🤖 AI Summary
This study addresses the lack of interpretable temporal features for characterizing differences between human- and AI-generated language in the temporal distribution of semantic content. The authors propose a semantic timescale analysis framework based on autocorrelation windows (ACW), which transforms time-stamped text into semantic time series. Semantic fluctuations are quantified using WordNet depth (as a measure of semantic specificity) and SBERT embeddings (for contextual similarity). The validity of this approach is confirmed through word-order and duration-shuffling controls. Results show that segments with longer ACW-0 values are enriched with generic vocabulary, whereas shorter ACW-0 segments contain more specific terms—a pattern that markedly diminishes under shuffling conditions. These findings demonstrate that ACW effectively captures semantic temporal organization beyond static lexical distributions, offering a novel perspective for comparing human and AI language generation.
📝 Abstract
Spoken language, whether produced by humans or large language models (LLM), unfolds over time with varying semantic content. However, we still lack simple, interpretable time-series features that capture how generic versus specific content is distributed over time, and that can be used to compare human and AI-generated speech. We introduce a semantic-timescale analysis pipeline that turns word-level transcripts with timestamps into semantic time-series. For each spoken narrative, we compute (i) semantic specificity using WordNet-based word depth and (ii) contextual similarity using SBERT embeddings and quantify their temporal dependence using autocorrelation-window measures (ACW-0 and related metrics). We then compare original speech to multiple shuffled controls that selectively disrupt lexical identity, temporal order, and word duration.

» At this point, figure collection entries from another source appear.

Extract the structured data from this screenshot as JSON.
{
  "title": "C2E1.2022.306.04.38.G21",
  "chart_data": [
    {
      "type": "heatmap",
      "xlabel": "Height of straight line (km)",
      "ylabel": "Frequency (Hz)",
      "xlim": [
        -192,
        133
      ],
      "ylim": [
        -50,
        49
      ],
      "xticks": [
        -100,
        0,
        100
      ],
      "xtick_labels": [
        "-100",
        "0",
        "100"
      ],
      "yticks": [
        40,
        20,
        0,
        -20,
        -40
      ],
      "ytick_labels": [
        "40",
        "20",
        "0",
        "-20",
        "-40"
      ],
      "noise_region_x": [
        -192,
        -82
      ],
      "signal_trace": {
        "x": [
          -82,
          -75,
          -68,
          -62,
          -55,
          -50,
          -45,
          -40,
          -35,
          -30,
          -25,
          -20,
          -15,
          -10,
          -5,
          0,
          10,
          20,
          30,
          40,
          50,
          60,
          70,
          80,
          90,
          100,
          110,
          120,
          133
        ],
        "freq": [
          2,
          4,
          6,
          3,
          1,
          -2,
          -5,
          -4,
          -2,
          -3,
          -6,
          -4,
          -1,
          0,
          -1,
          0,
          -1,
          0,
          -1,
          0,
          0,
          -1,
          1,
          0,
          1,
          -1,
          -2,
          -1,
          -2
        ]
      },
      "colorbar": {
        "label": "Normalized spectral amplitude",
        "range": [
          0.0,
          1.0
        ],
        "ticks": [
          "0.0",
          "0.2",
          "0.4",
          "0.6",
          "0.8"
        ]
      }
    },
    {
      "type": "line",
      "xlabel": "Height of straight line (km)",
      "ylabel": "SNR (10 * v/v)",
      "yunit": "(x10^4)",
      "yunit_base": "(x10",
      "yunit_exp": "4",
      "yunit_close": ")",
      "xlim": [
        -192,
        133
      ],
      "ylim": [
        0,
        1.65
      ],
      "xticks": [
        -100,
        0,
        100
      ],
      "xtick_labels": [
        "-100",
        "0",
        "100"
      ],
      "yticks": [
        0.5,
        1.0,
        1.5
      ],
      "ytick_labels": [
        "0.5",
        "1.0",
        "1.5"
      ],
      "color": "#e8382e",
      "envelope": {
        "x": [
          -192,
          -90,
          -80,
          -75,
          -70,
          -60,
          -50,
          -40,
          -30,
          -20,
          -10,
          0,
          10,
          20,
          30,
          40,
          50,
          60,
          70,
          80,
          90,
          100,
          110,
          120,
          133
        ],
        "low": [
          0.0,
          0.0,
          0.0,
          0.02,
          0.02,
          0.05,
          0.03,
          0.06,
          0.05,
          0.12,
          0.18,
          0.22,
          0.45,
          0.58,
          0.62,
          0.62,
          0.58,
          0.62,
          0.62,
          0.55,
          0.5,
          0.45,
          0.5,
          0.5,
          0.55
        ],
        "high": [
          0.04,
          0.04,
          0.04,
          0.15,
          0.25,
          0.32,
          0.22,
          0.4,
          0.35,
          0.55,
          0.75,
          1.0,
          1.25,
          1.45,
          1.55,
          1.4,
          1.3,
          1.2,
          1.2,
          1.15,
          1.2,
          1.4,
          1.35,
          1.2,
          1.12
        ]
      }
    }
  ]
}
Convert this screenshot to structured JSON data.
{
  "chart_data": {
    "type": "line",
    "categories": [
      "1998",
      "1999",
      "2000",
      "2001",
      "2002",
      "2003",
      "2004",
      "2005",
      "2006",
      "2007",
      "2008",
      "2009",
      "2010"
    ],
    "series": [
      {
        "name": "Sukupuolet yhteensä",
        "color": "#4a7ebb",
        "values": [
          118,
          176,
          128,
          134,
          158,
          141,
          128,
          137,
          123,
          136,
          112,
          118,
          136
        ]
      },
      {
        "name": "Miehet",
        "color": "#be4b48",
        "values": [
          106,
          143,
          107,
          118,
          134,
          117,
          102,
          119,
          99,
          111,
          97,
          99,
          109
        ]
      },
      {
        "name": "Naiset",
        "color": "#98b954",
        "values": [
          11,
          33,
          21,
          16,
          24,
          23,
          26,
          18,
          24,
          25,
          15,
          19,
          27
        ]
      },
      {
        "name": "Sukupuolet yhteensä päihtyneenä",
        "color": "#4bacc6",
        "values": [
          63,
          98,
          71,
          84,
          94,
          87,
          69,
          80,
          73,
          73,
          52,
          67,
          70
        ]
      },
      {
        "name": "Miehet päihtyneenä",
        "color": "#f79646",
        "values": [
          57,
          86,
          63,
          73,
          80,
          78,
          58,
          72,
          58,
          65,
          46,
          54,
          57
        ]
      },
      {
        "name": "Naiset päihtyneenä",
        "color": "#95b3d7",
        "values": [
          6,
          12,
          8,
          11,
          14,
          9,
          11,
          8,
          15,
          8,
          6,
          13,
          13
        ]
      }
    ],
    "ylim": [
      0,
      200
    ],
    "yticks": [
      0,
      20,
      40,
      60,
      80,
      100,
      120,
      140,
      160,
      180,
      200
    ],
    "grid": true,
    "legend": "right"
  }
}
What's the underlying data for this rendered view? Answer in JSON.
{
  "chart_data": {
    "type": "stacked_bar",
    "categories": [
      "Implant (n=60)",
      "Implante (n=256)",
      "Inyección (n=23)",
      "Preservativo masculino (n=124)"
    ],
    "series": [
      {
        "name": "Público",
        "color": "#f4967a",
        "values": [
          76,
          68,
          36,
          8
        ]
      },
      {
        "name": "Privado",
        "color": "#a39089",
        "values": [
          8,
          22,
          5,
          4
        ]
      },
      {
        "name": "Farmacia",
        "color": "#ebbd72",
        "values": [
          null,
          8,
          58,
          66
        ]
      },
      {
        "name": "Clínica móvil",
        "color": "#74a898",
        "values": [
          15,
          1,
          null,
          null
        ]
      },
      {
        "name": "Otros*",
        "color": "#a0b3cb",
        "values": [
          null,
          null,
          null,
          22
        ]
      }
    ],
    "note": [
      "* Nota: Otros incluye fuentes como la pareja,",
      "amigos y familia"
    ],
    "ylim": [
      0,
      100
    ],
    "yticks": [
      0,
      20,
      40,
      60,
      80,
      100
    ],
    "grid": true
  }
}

Across human-read autobiographical narratives, TTS readings, and LLM-generated texts rendered with TTS, we find that segments with longer ACW-0 in the semantic time-series tend to contain more generic vocabulary, whereas segments with shorter ACW-0 are enriched in more specific words. These associations are strongly attenuated or abolished when word order and timing are randomized, indicating that ACW-based measures capture non-trivial temporal organization of semantic content beyond static lexical distributions. Our results suggest that ACW-based semantic timescales are a useful family of features for analyzing and comparing the temporal structure of human and AI-generated speech.